By using appropriate databases (Varsome and Franklin) this variant can be defined as likely pathogenic or pathogenic, respectively. The gnomAD v4.1.0 database reports an allele frequency of 1 out of 1,179,788 in a European (non-Finnish) population. These data reinforce the conclusion that the p.Arg582Leu LMNA variant is indeed likely causative in this family.
Discussion
Type 2 familial partial lipodystrophy (FPLD2) is a laminopathic lipodystrophy that may recognize different mutations within the LMNA gene [2]. The most common form of the disease is also known as the Dunnigan-subtype. Patients carrying different mutations have also been described with varying phenotypes, with or without progeroid features. In the present case report, we identified a missense variant in exon 11, c.1745G>T, consisting of an Arg582Leu mutation, which was previously described in a man with a severe metabolic phenotype associated with visceral fat accumulation but no evidence of subcutaneous lipoatrophy [3]. Furthermore, Besci et al. reported this mutation in a 44-year-old woman with a BMI of 28 kg/m^2^, liver steatosis and leptin levels of 4.6 ng/ml [4]. The case of our patient is characterized by a paucity of subcutaneous adipose tissue accumulation in arms, legs and abdomen (interestingly, she underwent surgery for breast augmentation). The patient was prescribed a low-fat and low-glycemic-index Mediterranean diet. Most likely, as a consequence of the difficulty in storing lipids in subcutaneous adipose tissue and the low-fat content of her diet, basal lipid oxidation was very high, whereas carbohydrate oxidation was low. In fact, very high lipid oxidation may be a compensatory mechanism to reduce lipotoxicity, as previously reported [5]. The serum concentrations of leptin and adiponectin were within the range of normal weight women. Therefore, the amount of adipose tissue that we measured allowed normal leptin production that permitted adequate reproductive function and appetite control, facilitating adherence to the diet. An interesting point is the comparison with patient’s mother. She had a higher BMI and total fat mass but low arm and leg subcutaneous fat, very high insulin resistance with type 2 diabetes and hypertriglyceridemia, and liver steatosis with increased blood concentrations of liver enzymes. Interestingly, she presented low serum concentrations of leptin and adiponectin. These data are indicative of an unfavorable metabolic evolution of the disease with aging. Despite lipodystrophy, the cardiological exams excluded ongoing cardiac complications and, to date, she never exhibited heart disease. Also, we activated a strict follow-up for patient’s daughter for the possible anticipation of the syndrome.

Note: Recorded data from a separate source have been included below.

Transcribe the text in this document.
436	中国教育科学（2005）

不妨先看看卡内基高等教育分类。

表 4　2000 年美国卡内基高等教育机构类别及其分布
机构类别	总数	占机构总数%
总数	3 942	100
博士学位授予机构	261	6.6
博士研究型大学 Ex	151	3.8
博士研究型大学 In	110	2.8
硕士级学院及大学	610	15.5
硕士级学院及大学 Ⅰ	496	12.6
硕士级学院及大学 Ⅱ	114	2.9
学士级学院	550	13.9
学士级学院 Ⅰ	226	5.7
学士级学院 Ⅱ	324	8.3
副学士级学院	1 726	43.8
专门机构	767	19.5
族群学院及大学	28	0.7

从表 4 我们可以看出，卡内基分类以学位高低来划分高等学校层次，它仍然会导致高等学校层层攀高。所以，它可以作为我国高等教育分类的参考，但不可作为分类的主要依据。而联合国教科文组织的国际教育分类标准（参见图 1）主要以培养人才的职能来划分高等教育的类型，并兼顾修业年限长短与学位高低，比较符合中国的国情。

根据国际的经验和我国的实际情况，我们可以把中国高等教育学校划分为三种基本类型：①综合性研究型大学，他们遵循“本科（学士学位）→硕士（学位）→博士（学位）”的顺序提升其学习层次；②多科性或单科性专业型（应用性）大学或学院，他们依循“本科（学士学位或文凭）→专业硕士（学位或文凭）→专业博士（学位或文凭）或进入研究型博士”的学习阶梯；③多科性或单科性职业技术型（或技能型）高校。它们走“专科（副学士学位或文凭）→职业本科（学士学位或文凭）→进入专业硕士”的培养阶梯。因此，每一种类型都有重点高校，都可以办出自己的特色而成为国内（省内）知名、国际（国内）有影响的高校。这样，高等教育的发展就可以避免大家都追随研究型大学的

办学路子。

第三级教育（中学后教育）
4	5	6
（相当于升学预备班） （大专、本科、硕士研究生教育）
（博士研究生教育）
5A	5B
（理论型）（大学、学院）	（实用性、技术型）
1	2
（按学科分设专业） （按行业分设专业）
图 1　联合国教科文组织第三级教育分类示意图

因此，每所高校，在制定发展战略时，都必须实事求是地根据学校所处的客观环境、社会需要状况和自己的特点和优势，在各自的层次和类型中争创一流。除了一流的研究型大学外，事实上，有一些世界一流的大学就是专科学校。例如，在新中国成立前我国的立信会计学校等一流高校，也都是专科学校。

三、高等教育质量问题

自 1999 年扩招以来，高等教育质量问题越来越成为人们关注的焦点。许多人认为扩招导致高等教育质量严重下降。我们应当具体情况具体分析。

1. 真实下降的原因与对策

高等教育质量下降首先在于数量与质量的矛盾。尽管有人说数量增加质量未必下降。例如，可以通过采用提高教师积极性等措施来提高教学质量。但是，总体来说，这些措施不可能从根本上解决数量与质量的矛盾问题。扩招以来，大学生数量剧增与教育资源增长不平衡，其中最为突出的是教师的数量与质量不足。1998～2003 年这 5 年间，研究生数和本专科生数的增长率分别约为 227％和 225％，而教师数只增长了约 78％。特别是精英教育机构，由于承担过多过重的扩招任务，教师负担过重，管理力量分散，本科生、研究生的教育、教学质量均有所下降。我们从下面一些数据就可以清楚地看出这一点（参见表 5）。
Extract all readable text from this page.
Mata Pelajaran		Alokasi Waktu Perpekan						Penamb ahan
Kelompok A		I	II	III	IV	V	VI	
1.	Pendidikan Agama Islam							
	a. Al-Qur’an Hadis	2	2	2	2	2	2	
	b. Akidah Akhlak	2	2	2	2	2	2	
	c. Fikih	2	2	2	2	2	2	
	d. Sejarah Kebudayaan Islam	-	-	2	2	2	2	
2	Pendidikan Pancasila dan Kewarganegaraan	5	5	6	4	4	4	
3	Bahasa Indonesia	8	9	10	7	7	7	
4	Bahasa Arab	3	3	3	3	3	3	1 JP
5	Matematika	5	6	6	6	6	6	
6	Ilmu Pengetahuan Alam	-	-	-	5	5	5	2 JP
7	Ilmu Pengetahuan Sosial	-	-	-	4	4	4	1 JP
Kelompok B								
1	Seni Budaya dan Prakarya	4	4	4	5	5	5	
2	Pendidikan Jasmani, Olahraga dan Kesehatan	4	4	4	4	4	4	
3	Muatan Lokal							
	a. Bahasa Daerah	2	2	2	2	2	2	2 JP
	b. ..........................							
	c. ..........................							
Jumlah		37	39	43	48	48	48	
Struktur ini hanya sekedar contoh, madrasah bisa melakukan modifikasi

For these patients, new therapeutic options, such as GLP-1 receptor agonists (i.e., semaglutide), would be of interest because of their possible metabolic and cardiovascular beneficial effects, particularly those related to appetite and adiposopathy (in the latter case, beneficial effects have also been attributed to glitazones); however, this possibility is only speculative.
The case of our patient (but also of her mother and possibly of her daughter) was an occasional diagnosis; these cases emphasize the importance of identifying lipodystrophies associated with lamin gene mutations (and possibly other genes), which may be responsible for a higher proportion of patients with metabolic syndrome and type 2 diabetes then generally thought. Describing newly identified cases is useful to improve the knowledge and, possibly, treatment of these conditions.